POST to https://rpc.flamewire.io/{chain} with Content-Type: application/json, your X-API-Key header, and a standard JSON-RPC body (e.g., calling eth_blockNumber on Ethereum).

4. How can I check my credit balance?

Navigate to Dashboard → Usage to view your remaining credits and the auto-reset timer that refreshes allowances every 24 hours.

5. Are code examples available?

Yes—documentation includes cURL, JavaScript (Fetch), Python (web3.py), and Sui checkpoint query examples for retrieving block numbers and checkpoint sequences.

Miner & Validator Operations

1. What incentives do miners have?

Miners earn 41 % of the daily ALPHA emissions (≈ 2 952 ALPHA/day), distributed pro-rata based on each miner’s performance weight.

2. What are the hardware requirements for node operators?

Recommended 2025-Q2 specs: NVMe SSDs (< 100 µs latency, ≥ 100 k IOPS), 8–16 vCPU, 32–128 GB RAM, 2–8 TB storage, and ≥ 500 Mbps bandwidth; RAID 0 is advised for Ethereum to boost IOPS.

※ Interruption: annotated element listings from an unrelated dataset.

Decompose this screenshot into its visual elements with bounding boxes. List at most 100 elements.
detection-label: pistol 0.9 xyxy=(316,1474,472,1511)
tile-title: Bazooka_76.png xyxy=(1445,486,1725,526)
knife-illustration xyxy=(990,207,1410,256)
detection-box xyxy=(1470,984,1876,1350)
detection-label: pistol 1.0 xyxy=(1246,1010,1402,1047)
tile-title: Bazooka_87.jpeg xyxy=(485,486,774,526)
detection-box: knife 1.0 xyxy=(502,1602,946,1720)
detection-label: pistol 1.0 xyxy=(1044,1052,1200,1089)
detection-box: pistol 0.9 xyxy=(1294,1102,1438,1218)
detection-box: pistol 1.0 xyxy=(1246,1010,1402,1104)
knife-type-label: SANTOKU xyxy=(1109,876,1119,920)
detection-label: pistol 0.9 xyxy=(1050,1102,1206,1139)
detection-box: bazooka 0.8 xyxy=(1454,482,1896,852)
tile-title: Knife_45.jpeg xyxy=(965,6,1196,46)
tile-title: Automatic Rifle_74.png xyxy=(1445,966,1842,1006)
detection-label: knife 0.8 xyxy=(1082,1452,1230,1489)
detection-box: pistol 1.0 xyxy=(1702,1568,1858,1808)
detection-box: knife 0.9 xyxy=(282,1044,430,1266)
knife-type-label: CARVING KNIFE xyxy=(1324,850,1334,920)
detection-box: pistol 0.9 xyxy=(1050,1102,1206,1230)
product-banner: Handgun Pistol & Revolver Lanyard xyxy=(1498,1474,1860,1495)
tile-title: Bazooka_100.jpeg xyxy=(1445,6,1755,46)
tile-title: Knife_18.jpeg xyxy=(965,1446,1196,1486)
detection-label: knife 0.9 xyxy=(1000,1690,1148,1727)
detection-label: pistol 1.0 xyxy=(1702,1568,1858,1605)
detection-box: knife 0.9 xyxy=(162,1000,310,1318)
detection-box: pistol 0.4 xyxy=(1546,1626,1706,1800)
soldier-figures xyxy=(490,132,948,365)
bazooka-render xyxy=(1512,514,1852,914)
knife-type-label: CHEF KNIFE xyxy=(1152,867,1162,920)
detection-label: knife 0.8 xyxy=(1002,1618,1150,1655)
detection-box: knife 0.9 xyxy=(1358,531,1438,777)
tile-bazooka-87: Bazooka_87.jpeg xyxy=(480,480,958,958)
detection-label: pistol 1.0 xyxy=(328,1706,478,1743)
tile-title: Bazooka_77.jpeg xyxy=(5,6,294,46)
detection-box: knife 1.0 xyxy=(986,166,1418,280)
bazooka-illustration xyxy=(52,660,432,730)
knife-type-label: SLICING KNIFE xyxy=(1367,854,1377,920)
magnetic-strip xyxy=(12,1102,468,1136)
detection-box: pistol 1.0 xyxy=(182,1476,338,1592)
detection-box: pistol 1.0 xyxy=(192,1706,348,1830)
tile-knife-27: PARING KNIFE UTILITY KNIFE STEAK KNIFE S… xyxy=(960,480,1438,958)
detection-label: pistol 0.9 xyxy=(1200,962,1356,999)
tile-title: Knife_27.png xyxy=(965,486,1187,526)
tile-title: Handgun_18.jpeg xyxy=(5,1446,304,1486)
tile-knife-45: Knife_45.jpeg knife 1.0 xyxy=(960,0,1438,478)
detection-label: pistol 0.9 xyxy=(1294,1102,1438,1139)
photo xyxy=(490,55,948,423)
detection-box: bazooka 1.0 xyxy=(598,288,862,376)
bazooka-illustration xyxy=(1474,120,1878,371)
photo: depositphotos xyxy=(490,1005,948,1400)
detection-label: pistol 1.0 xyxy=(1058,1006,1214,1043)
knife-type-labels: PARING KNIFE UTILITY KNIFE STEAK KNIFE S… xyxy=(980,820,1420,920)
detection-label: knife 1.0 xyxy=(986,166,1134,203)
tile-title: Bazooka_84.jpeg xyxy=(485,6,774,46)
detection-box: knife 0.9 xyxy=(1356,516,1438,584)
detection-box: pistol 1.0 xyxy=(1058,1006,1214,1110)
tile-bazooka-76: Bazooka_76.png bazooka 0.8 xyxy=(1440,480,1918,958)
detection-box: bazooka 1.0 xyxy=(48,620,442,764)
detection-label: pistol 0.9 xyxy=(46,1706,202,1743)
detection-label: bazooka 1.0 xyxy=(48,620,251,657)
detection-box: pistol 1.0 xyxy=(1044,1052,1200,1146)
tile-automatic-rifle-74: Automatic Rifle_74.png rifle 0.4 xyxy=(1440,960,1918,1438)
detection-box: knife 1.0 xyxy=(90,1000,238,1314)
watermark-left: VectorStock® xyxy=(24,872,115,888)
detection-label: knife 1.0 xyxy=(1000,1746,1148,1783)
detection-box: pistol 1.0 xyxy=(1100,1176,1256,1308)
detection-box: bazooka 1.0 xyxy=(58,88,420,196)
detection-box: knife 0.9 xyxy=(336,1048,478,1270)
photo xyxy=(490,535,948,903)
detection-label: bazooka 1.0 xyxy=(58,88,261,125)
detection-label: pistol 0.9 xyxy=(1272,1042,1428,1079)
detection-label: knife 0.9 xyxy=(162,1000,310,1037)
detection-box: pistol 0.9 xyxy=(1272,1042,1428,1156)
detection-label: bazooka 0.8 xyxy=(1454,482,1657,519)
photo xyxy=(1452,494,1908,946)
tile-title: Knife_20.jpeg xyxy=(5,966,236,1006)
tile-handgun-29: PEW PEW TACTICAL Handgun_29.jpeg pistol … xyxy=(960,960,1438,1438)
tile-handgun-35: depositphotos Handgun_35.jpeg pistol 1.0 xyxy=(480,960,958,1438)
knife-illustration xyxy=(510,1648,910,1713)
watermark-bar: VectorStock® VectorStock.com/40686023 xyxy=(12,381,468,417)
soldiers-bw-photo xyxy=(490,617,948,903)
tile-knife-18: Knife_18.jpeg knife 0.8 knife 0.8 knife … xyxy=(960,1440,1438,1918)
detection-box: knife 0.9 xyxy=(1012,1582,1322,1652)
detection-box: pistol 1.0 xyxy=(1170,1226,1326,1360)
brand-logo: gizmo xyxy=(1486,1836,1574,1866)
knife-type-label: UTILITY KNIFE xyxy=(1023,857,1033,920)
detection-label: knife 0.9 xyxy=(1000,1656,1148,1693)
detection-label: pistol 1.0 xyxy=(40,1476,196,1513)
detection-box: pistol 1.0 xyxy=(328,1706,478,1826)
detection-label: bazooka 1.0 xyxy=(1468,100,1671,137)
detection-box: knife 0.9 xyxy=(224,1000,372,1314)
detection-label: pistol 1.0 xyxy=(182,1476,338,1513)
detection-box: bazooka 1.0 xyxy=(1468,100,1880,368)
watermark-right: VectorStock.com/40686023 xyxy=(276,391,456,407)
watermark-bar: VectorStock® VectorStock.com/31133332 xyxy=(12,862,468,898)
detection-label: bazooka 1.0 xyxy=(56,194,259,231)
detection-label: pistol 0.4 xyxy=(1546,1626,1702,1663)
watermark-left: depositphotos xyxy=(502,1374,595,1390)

3. How is miner performance scored?

Validators probe miners every 5 minutes for throughput (req/s), p95 latency (ms), and availability (%). Throughput acts as a gate (below threshold → weight=0), while latency and availability are each weighted at 50 % and normalized into a 0–1 score averaged over five rounds.

4. How can I troubleshoot common miner issues?

Refer to the guide for:

  • weight=0: check chain sync and firewall rules

  • “Insufficient TAO”: top up ≥ 0.01 TAO then reregister

  • High latency: inspect NVMe health and network

  • OOM kills: increase RAM or container limits

  • RPC 403: rotate API key and restart the client.

5. What is the role of a validator in FlameWire?

Validators act as quality-control oracles: they probe miner metrics every 5 min, aggregate scores into a weight vector, and submit set_weights transactions on-chain (~once per 25 min, limited to one per 100 blocks) to allocate daily ALPHA emissions.